Post-Election Thoughts

This holiday weekend has seen local politicians throughout the city-region, reflecting on the results of last Thursday’s elections. The immediate reaction of those who lost out was to blame Brexit; in all honesty, there is some truth in that. However, there was also a linkage across the city-region suggesting an increased salience of environmental issues in the minds of voters. It would be as well for councillors to think long and hard as to why this was the case.

In my mind, the biggest winners across the city-region on the night were the Green Party – not just because of the number of seats which they won, but also because of the number of votes which they amassed. In ward after ward – many of which had not had a Green candidate before – Green nominees polled a surprisingly high vote, given their previously low (or non-existent) base. It is too simple to just write this off as a result of a protest vote. Perhaps it is a sign of increasing public awareness of the criminal damage being done to our environment locally, nationally, and internationally.

Nationally, the Lib Dems were without doubt the biggest winners in terms of seats won, as the Tories were demonstrably the biggest losers in terms of seats lost. Hereabouts, the Tories actually gained a seat on the Wirral, whilst gains for the Lib Dems, the Greens and independents were dotted across the city-region. It would be glib to point out that Labour were generally losers; but they were coming from a very high base in all six of our local councils. Other than in Wirral, Labour retain a strong control of our local authorities. Nevertheless, only time will tell if lessons have been learnt from some quite remarkable reverses for Labour.
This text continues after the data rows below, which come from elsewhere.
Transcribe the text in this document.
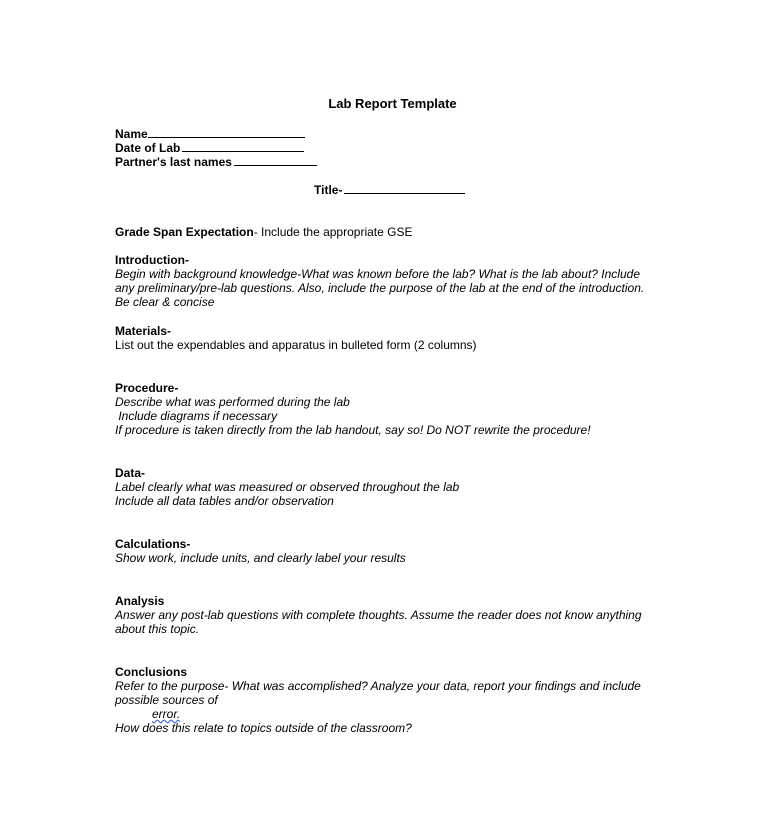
Lab Report Template
Name
Date of Lab
Partner's last names
Title-
Grade Span Expectation- Include the appropriate GSE
Introduction-
Begin with background knowledge-What was known before the lab? What is the lab about? Include
any preliminary/pre-lab questions. Also, include the purpose of the lab at the end of the introduction.
Be clear & concise
Materials-
List out the expendables and apparatus in bulleted form (2 columns)
Procedure-
Describe what was performed during the lab
Include diagrams if necessary
If procedure is taken directly from the lab handout, say so! Do NOT rewrite the procedure!
Data-
Label clearly what was measured or observed throughout the lab
Include all data tables and/or observation
Calculations-
Show work, include units, and clearly label your results
Analysis
Answer any post-lab questions with complete thoughts. Assume the reader does not know anything
about this topic.
Conclusions
Refer to the purpose- What was accomplished? Analyze your data, report your findings and include
possible sources of
error.
How does this relate to topics outside of the classroom?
Ironically, the biggest “news” on election night in Liverpool was not the continued dilution of Labour support at the ballot box, but another huge fissure within the council ranks. Cllr O’Byrne announced as the ballot closed her intention to move the abolition of the post of city mayor at the council’s annual meeting later in May. As it happens , whilst I am certainly no supporter of Cllr O’Byrne, I have often written that the role is superfluous. Moreover, under the stewardship of Mayor Anderson, the role has shown itself to be anti-democratic, wasteful and inefficient. It is also profoundly politically corrupt. Unlike Manchester, for example, which has prospered without a city mayor, Liverpool has been subject to the whimsical leadership of Anderson, a man not noted for either interpersonal or entrepreneurial skills. Furthermore, it is my belief that simply replacing Anderson is not enough. Sadly, most local politicians, given the apparently unbridled powers within the city which Anderson seems to have, would fall prey to the same kind of ego trip which has characterized Anderson’s tenure of office.

I was interested to hear that Anderson attended a recent community awards event, organized by Cllr Woodhouse. Other guests included former Unite head honcho, Tony Woodley, and the union’s current boss, Len McCluskey. The latter spoke in fulsome support of Anderson as mayor, pledging help from Unite in maintaining his personal grip on power. One wonders what the quid pro quo might be for the two trade unionists, one of whom lives in Wirral and the other in London. Sup with a long spoon would be my advice. Unite members might not share their leader’s enthusiasm for a mayor who is so heartily disliked and distrusted, both within the Liverpool Labour Party and within the wider city.

Of course, if Anderson was to put himself up for mayor again, it has been suggested that he would face strong opposition for the Labour nomination in the city. One of those tipped to oppose him was Cllr O’Byrne, who is now seeking to abolish the post altogether, reverting to a more traditional council leader. Politics can be a strange land. Any leadership post she sought would surely first demand an explanation of her run-in with the police which led to her dramatic departure from her role as deputy Police Commissioner (another of Jane Kennedy’s disastrous misjudgements).

The other “hot tip” for the nomination as city mayor was one-time buddy of Anderson, “developer” Lawrence Kenwright. Again, we must wait and see what the future holds for Mr Kenwright. He has just put up for sale his two busiest (he says) hotels in Liverpool at the same time that it has leaked out that “hundreds” of investors in his speculative projects are clamouring for the overdue monies owed to them by Mr Kenwright’s company, Signature Living. I have long been advised that the rates of return which he has been in the habit of promising were wholly unrealistic, only repayable if he could keep attracting new investors to pay off the old.

Perhaps chickens are coming home to roost for Mr Kenwright. He has, of course, been down this road before, ending up in bankruptcy. It seems as if he and Mayor Anderson (remember his Munro collapse?) have still one thing in common – personal business failure.